Mais le livre de Bruno Nassim Aboudrar, au-delà de son imparable argumentaire historique, solide et documenté parce que basé sur de longues recherches et des textes de qualité, demeure aussi l’œuvre d’un spécialiste de l’art et de l’esthétique (il est déjà auteur d’un essai intitulé La recherche du beau et, nous l’avons rappelé, enseigne l’Esthétique à l’université). C’est tout cela qui donne à cet ouvrage un ton particulier qui mêle la beauté de l’art et l’art de l’argument et atténue la rigueur de l’érudition pour laisser le plaisir de lire, seul, exprimer la justesse du propos.
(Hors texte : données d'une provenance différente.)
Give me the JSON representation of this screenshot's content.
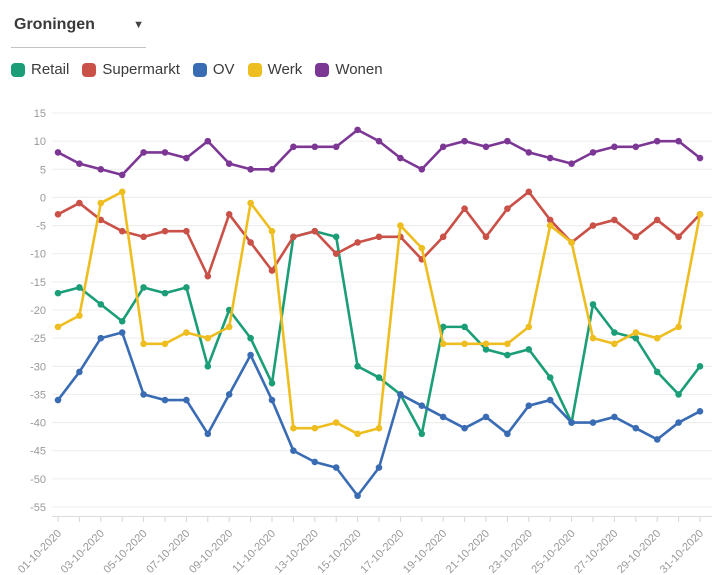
{
  "dropdown": {
    "value": "Groningen"
  },
  "legend": {
    "items": [
      {
        "label": "Retail",
        "color": "#1b9e77"
      },
      {
        "label": "Supermarkt",
        "color": "#ca5148"
      },
      {
        "label": "OV",
        "color": "#3a6cb4"
      },
      {
        "label": "Werk",
        "color": "#eebd20"
      },
      {
        "label": "Wonen",
        "color": "#7c3795"
      }
    ]
  },
  "chart_data": {
    "type": "line",
    "x": [
      "01-10-2020",
      "02-10-2020",
      "03-10-2020",
      "04-10-2020",
      "05-10-2020",
      "06-10-2020",
      "07-10-2020",
      "08-10-2020",
      "09-10-2020",
      "10-10-2020",
      "11-10-2020",
      "12-10-2020",
      "13-10-2020",
      "14-10-2020",
      "15-10-2020",
      "16-10-2020",
      "17-10-2020",
      "18-10-2020",
      "19-10-2020",
      "20-10-2020",
      "21-10-2020",
      "22-10-2020",
      "23-10-2020",
      "24-10-2020",
      "25-10-2020",
      "26-10-2020",
      "27-10-2020",
      "28-10-2020",
      "29-10-2020",
      "30-10-2020",
      "31-10-2020"
    ],
    "x_tick_labels_shown": [
      "01-10-2020",
      "03-10-2020",
      "05-10-2020",
      "07-10-2020",
      "09-10-2020",
      "11-10-2020",
      "13-10-2020",
      "15-10-2020",
      "17-10-2020",
      "19-10-2020",
      "21-10-2020",
      "23-10-2020",
      "25-10-2020",
      "27-10-2020",
      "29-10-2020",
      "31-10-2020"
    ],
    "x_label_rotation": -45,
    "ylim": [
      -55,
      15
    ],
    "ytick_step": 5,
    "y_tick_labels": [
      15,
      10,
      5,
      0,
      -5,
      -10,
      -15,
      -20,
      -25,
      -30,
      -35,
      -40,
      -45,
      -50,
      -55
    ],
    "grid": true,
    "legend_position": "top-left",
    "series": [
      {
        "name": "Retail",
        "color": "#1b9e77",
        "values": [
          -17,
          -16,
          -19,
          -22,
          -16,
          -17,
          -16,
          -30,
          -20,
          -25,
          -33,
          -7,
          -6,
          -7,
          -30,
          -32,
          -35,
          -42,
          -23,
          -23,
          -27,
          -28,
          -27,
          -32,
          -40,
          -19,
          -24,
          -25,
          -31,
          -35,
          -30
        ]
      },
      {
        "name": "Supermarkt",
        "color": "#ca5148",
        "values": [
          -3,
          -1,
          -4,
          -6,
          -7,
          -6,
          -6,
          -14,
          -3,
          -8,
          -13,
          -7,
          -6,
          -10,
          -8,
          -7,
          -7,
          -11,
          -7,
          -2,
          -7,
          -2,
          1,
          -4,
          -8,
          -5,
          -4,
          -7,
          -4,
          -7,
          -3
        ]
      },
      {
        "name": "OV",
        "color": "#3a6cb4",
        "values": [
          -36,
          -31,
          -25,
          -24,
          -35,
          -36,
          -36,
          -42,
          -35,
          -28,
          -36,
          -45,
          -47,
          -48,
          -53,
          -48,
          -35,
          -37,
          -39,
          -41,
          -39,
          -42,
          -37,
          -36,
          -40,
          -40,
          -39,
          -41,
          -43,
          -40,
          -38
        ]
      },
      {
        "name": "Werk",
        "color": "#eebd20",
        "values": [
          -23,
          -21,
          -1,
          1,
          -26,
          -26,
          -24,
          -25,
          -23,
          -1,
          -6,
          -41,
          -41,
          -40,
          -42,
          -41,
          -5,
          -9,
          -26,
          -26,
          -26,
          -26,
          -23,
          -5,
          -8,
          -25,
          -26,
          -24,
          -25,
          -23,
          -3
        ]
      },
      {
        "name": "Wonen",
        "color": "#7c3795",
        "values": [
          8,
          6,
          5,
          4,
          8,
          8,
          7,
          10,
          6,
          5,
          5,
          9,
          9,
          9,
          12,
          10,
          7,
          5,
          9,
          10,
          9,
          10,
          8,
          7,
          6,
          8,
          9,
          9,
          10,
          10,
          7
        ]
      }
    ]
  }
}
C’est rare et salutaire lorsqu’on s’attelle à un sujet rude, «fâcheux», et source de tous les malentendus et de tous les débats. Jamais, en effet, un objet censé cacher à la vue et donc rendre invisible n’a eu autant de visibilité. Chez ses détracteurs comme chez ceux qui le défendent, le voile, à la faveur des médias et ses nouvelles technologies, est livré paradoxalement au regard comme un instrument de la «visibilité des invisibles» C’est justement ce paradoxe  que Bruno Nassim Aboudrar a relevé dans un entretien lors de la sortie de son livre : «Le paradoxe, c’est qu’il est devenu entre-temps un outil de visibilité : rien ne fait plus image dans nos sociétés occidentales aujourd’hui que ces femmes voilées».